When your estate planner runs projections under different scenarios, you’re likely to find the CRT would pro-vide results similar to those of a Stretch IRA before the SECURE Act.A related strategy is the charitable gift annuity (CGA).

In a standard CGA, you transfer money or property to a charity in return for the charity promising to pay income to you or other beneficiaries you name for either a period of years or life. The payments will be less than those available from a commercial annuity. The difference is a gift to the charity.

You can designate that after you pass away, your IRA will arrange to transfer assets to a charity in exchange for a CGA payable to one or more beneficiaries you name. When payments are received by the beneficiaries, they are taxed as ordinary income until the initial value of the IRA is distributed. The tax treatment of distributions beyond that most likely will be taxed like those from a CRT.

The CGA is simpler than the CRT, and it can be used when the assets aren’t valuable enough to justify the cost of creating and administering a CRT.

CGAs also can be very flexible. The distributions can be deferred, so that income to the beneficiaries doesn’t begin until they reach a certain age. The longer the payments to the beneficiaries are deferred, the higher the payments will be. The amount of the distributions also can be graduated over the years instead of fixed. Both the CGA and CRT make only annual distributions to the beneficiaries.
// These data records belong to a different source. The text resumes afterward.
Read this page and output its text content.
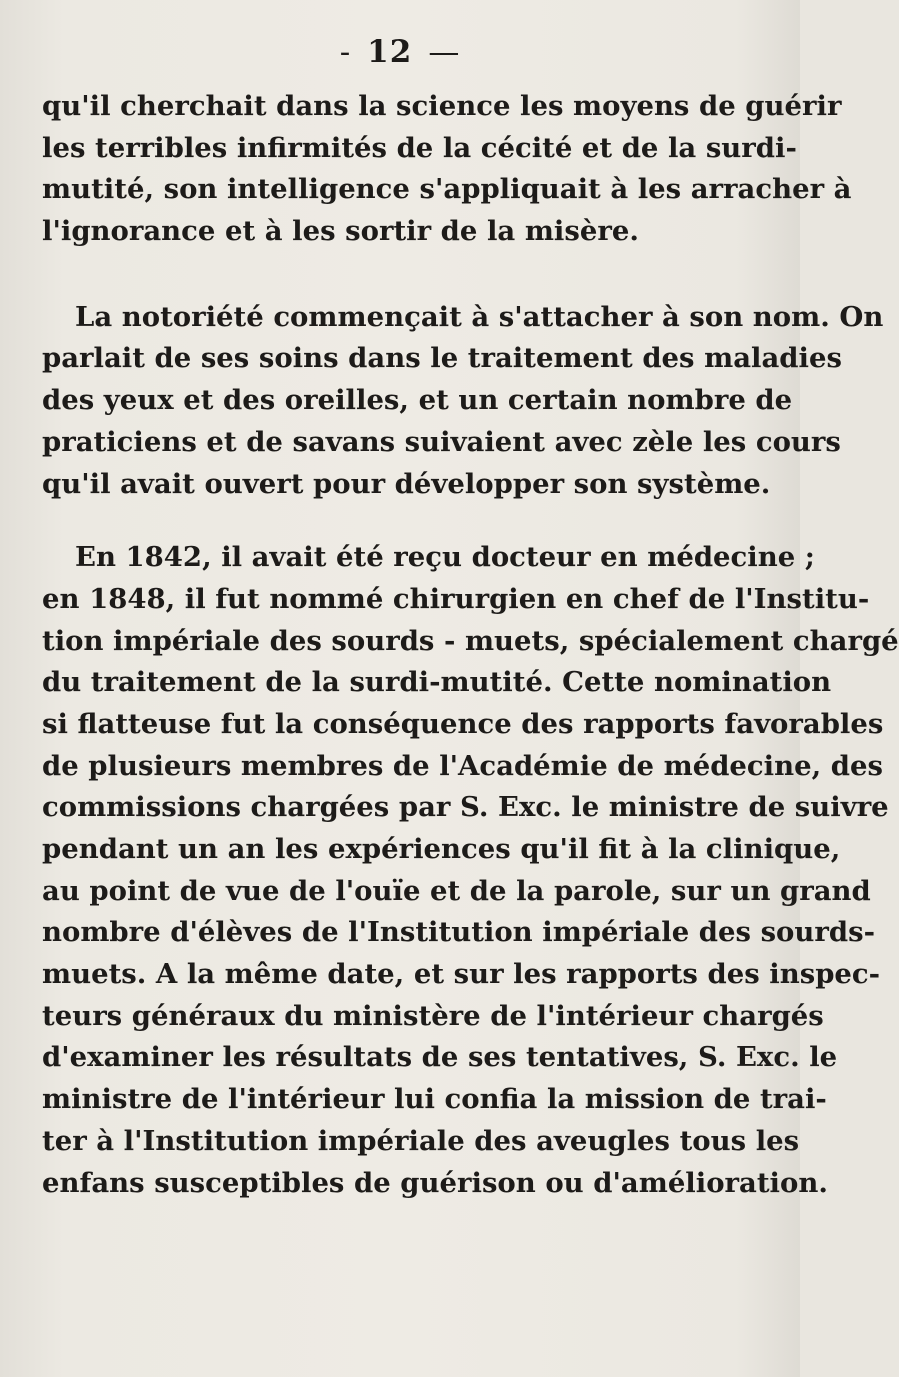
- 12 —
qu'il cherchait dans la science les moyens de guérir
les terribles infirmités de la cécité et de la surdi-
mutité, son intelligence s'appliquait à les arracher à
l'ignorance et à les sortir de la misère.
La notoriété commençait à s'attacher à son nom. On
parlait de ses soins dans le traitement des maladies
des yeux et des oreilles, et un certain nombre de
praticiens et de savans suivaient avec zèle les cours
qu'il avait ouvert pour développer son système.
En 1842, il avait été reçu docteur en médecine ;
en 1848, il fut nommé chirurgien en chef de l'Institu-
tion impériale des sourds - muets, spécialement chargé
du traitement de la surdi-mutité. Cette nomination
si flatteuse fut la conséquence des rapports favorables
de plusieurs membres de l'Académie de médecine, des
commissions chargées par S. Exc. le ministre de suivre
pendant un an les expériences qu'il fit à la clinique,
au point de vue de l'ouïe et de la parole, sur un grand
nombre d'élèves de l'Institution impériale des sourds-
muets. A la même date, et sur les rapports des inspec-
teurs généraux du ministère de l'intérieur chargés
d'examiner les résultats de ses tentatives, S. Exc. le
ministre de l'intérieur lui confia la mission de trai-
ter à l'Institution impériale des aveugles tous les
enfans susceptibles de guérison ou d'amélioration.
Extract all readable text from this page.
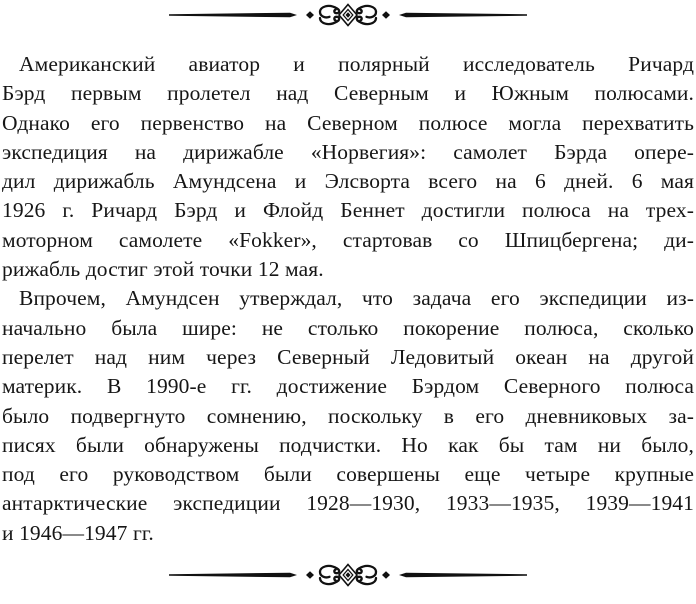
Американский авиатор и полярный исследователь Ричард
Бэрд первым пролетел над Северным и Южным полюсами.
Однако его первенство на Северном полюсе могла перехватить
экспедиция на дирижабле «Норвегия»: самолет Бэрда опере-
дил дирижабль Амундсена и Элсворта всего на 6 дней. 6 мая
1926 г. Ричард Бэрд и Флойд Беннет достигли полюса на трех-
моторном самолете «Fokker», стартовав со Шпицбергена; ди-
рижабль достиг этой точки 12 мая.
Впрочем, Амундсен утверждал, что задача его экспедиции из-
начально была шире: не столько покорение полюса, сколько
перелет над ним через Северный Ледовитый океан на другой
материк. В 1990-е гг. достижение Бэрдом Северного полюса
было подвергнуто сомнению, поскольку в его дневниковых за-
писях были обнаружены подчистки. Но как бы там ни было,
под его руководством были совершены еще четыре крупные
антарктические экспедиции 1928—1930, 1933—1935, 1939—1941
и 1946—1947 гг.
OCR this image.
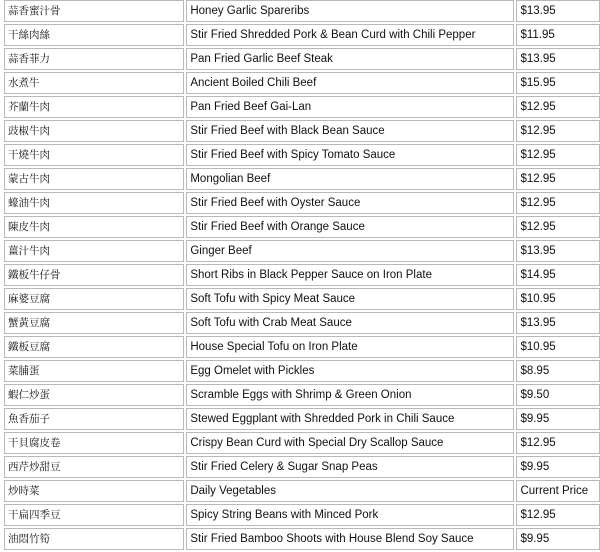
蒜香蜜汁骨	Honey Garlic Spareribs	$13.95
干絲肉絲	Stir Fried Shredded Pork & Bean Curd with Chili Pepper	$11.95
蒜香菲力	Pan Fried Garlic Beef Steak	$13.95
水煮牛	Ancient Boiled Chili Beef	$15.95
芥蘭牛肉	Pan Fried Beef Gai-Lan	$12.95
豉椒牛肉	Stir Fried Beef with Black Bean Sauce	$12.95
干燒牛肉	Stir Fried Beef with Spicy Tomato Sauce	$12.95
蒙古牛肉	Mongolian Beef	$12.95
蠔油牛肉	Stir Fried Beef with Oyster Sauce	$12.95
陳皮牛肉	Stir Fried Beef with Orange Sauce	$12.95
薑汁牛肉	Ginger Beef	$13.95
鐵板牛仔骨	Short Ribs in Black Pepper Sauce on Iron Plate	$14.95
麻婆豆腐	Soft Tofu with Spicy Meat Sauce	$10.95
蟹黃豆腐	Soft Tofu with Crab Meat Sauce	$13.95
鐵板豆腐	House Special Tofu on Iron Plate	$10.95
菜脯蛋	Egg Omelet with Pickles	$8.95
蝦仁炒蛋	Scramble Eggs with Shrimp & Green Onion	$9.50
魚香茄子	Stewed Eggplant with Shredded Pork in Chili Sauce	$9.95
干貝腐皮卷	Crispy Bean Curd with Special Dry Scallop Sauce	$12.95
西芹炒甜豆	Stir Fried Celery & Sugar Snap Peas	$9.95
炒時菜	Daily Vegetables	Current Price
干扁四季豆	Spicy String Beans with Minced Pork	$12.95
油悶竹筍	Stir Fried Bamboo Shoots with House Blend Soy Sauce	$9.95
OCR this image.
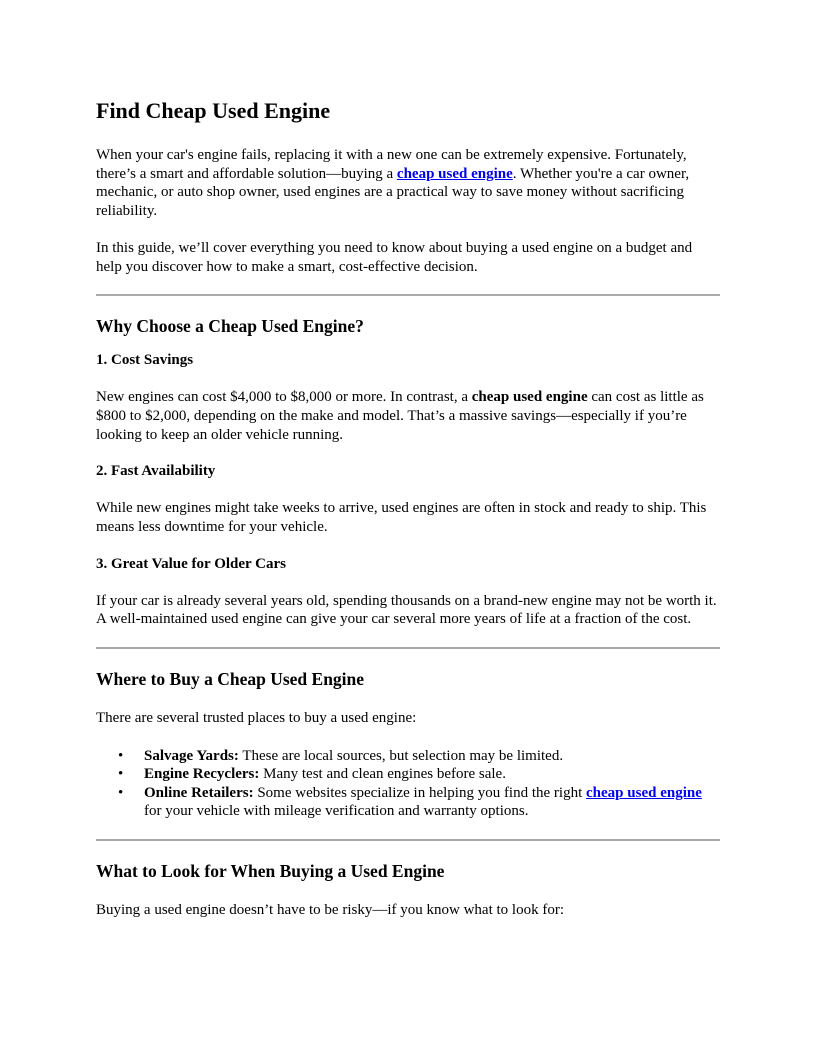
Find Cheap Used Engine

When your car's engine fails, replacing it with a new one can be extremely expensive. Fortunately, there’s a smart and affordable solution—buying a cheap used engine. Whether you're a car owner, mechanic, or auto shop owner, used engines are a practical way to save money without sacrificing reliability.

In this guide, we’ll cover everything you need to know about buying a used engine on a budget and help you discover how to make a smart, cost-effective decision.

Why Choose a Cheap Used Engine?
1. Cost Savings

New engines can cost $4,000 to $8,000 or more. In contrast, a cheap used engine can cost as little as $800 to $2,000, depending on the make and model. That’s a massive savings—especially if you’re looking to keep an older vehicle running.

2. Fast Availability

While new engines might take weeks to arrive, used engines are often in stock and ready to ship. This means less downtime for your vehicle.

3. Great Value for Older Cars

If your car is already several years old, spending thousands on a brand-new engine may not be worth it. A well-maintained used engine can give your car several more years of life at a fraction of the cost.

Where to Buy a Cheap Used Engine

There are several trusted places to buy a used engine:

• Salvage Yards: These are local sources, but selection may be limited.
• Engine Recyclers: Many test and clean engines before sale.
• Online Retailers: Some websites specialize in helping you find the right cheap used engine for your vehicle with mileage verification and warranty options.
What to Look for When Buying a Used Engine

Buying a used engine doesn’t have to be risky—if you know what to look for:
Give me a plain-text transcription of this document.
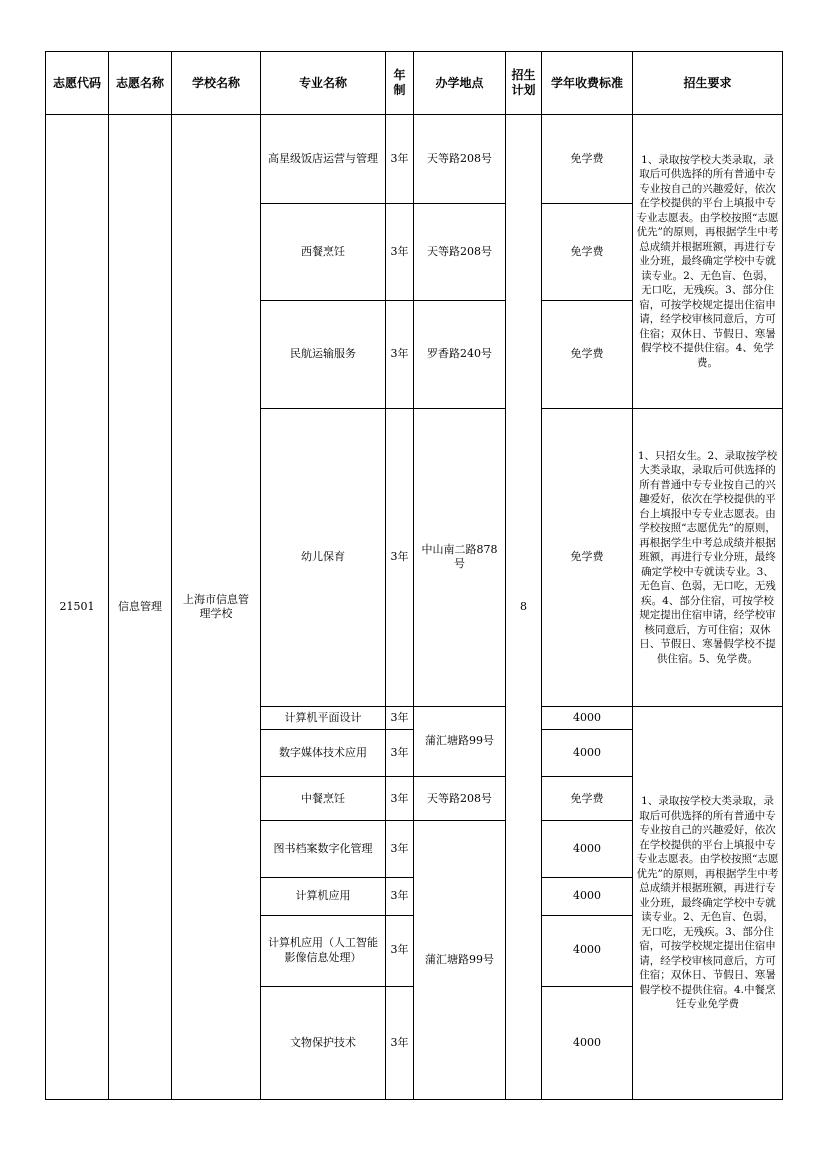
志愿代码	志愿名称	学校名称	专业名称	年制	办学地点	招生计划	学年收费标准	招生要求
21501	信息管理	上海市信息管理学校	高星级饭店运营与管理	3年	天等路208号	8	免学费	1、录取按学校大类录取，录取后可供选择的所有普通中专专业按自己的兴趣爱好，依次在学校提供的平台上填报中专专业志愿表。由学校按照“志愿优先”的原则，再根据学生中考总成绩并根据班额，再进行专业分班，最终确定学校中专就读专业。2、无色盲、色弱，无口吃，无残疾。3、部分住宿，可按学校规定提出住宿申请，经学校审核同意后，方可住宿；双休日、节假日、寒暑假学校不提供住宿。4、免学费。
			西餐烹饪	3年	天等路208号		免学费	
			民航运输服务	3年	罗香路240号		免学费	
			幼儿保育	3年	中山南二路878号		免学费	1、只招女生。2、录取按学校大类录取，录取后可供选择的所有普通中专专业按自己的兴趣爱好，依次在学校提供的平台上填报中专专业志愿表。由学校按照“志愿优先”的原则，再根据学生中考总成绩并根据班额，再进行专业分班，最终确定学校中专就读专业。3、无色盲、色弱，无口吃，无残疾。4、部分住宿，可按学校规定提出住宿申请，经学校审核同意后，方可住宿；双休日、节假日、寒暑假学校不提供住宿。5、免学费。
			计算机平面设计	3年	蒲汇塘路99号		4000	1、录取按学校大类录取，录取后可供选择的所有普通中专专业按自己的兴趣爱好，依次在学校提供的平台上填报中专专业志愿表。由学校按照“志愿优先”的原则，再根据学生中考总成绩并根据班额，再进行专业分班，最终确定学校中专就读专业。2、无色盲、色弱，无口吃，无残疾。3、部分住宿，可按学校规定提出住宿申请，经学校审核同意后，方可住宿；双休日、节假日、寒暑假学校不提供住宿。4.中餐烹饪专业免学费
			数字媒体技术应用	3年			4000	
			中餐烹饪	3年	天等路208号		免学费	
			图书档案数字化管理	3年	蒲汇塘路99号		4000	
			计算机应用	3年			4000	
			计算机应用（人工智能影像信息处理）	3年			4000	
			文物保护技术	3年			4000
If the beneficiaries need additional cash one year, they must seek it from other sources. That’s why it can be a good idea to use part of the IRA or other assets to purchase some life insurance payable to the beneficiaries.

Your IRA and 401(k) probably are among your most valuable assets. If you want these to benefit your children or grandchildren for an extended period of time, that will still happen, even after the SECURE Act. Review your options and choose the one (or more) that will maximize the after-tax wealth your heirs can enjoy for decades.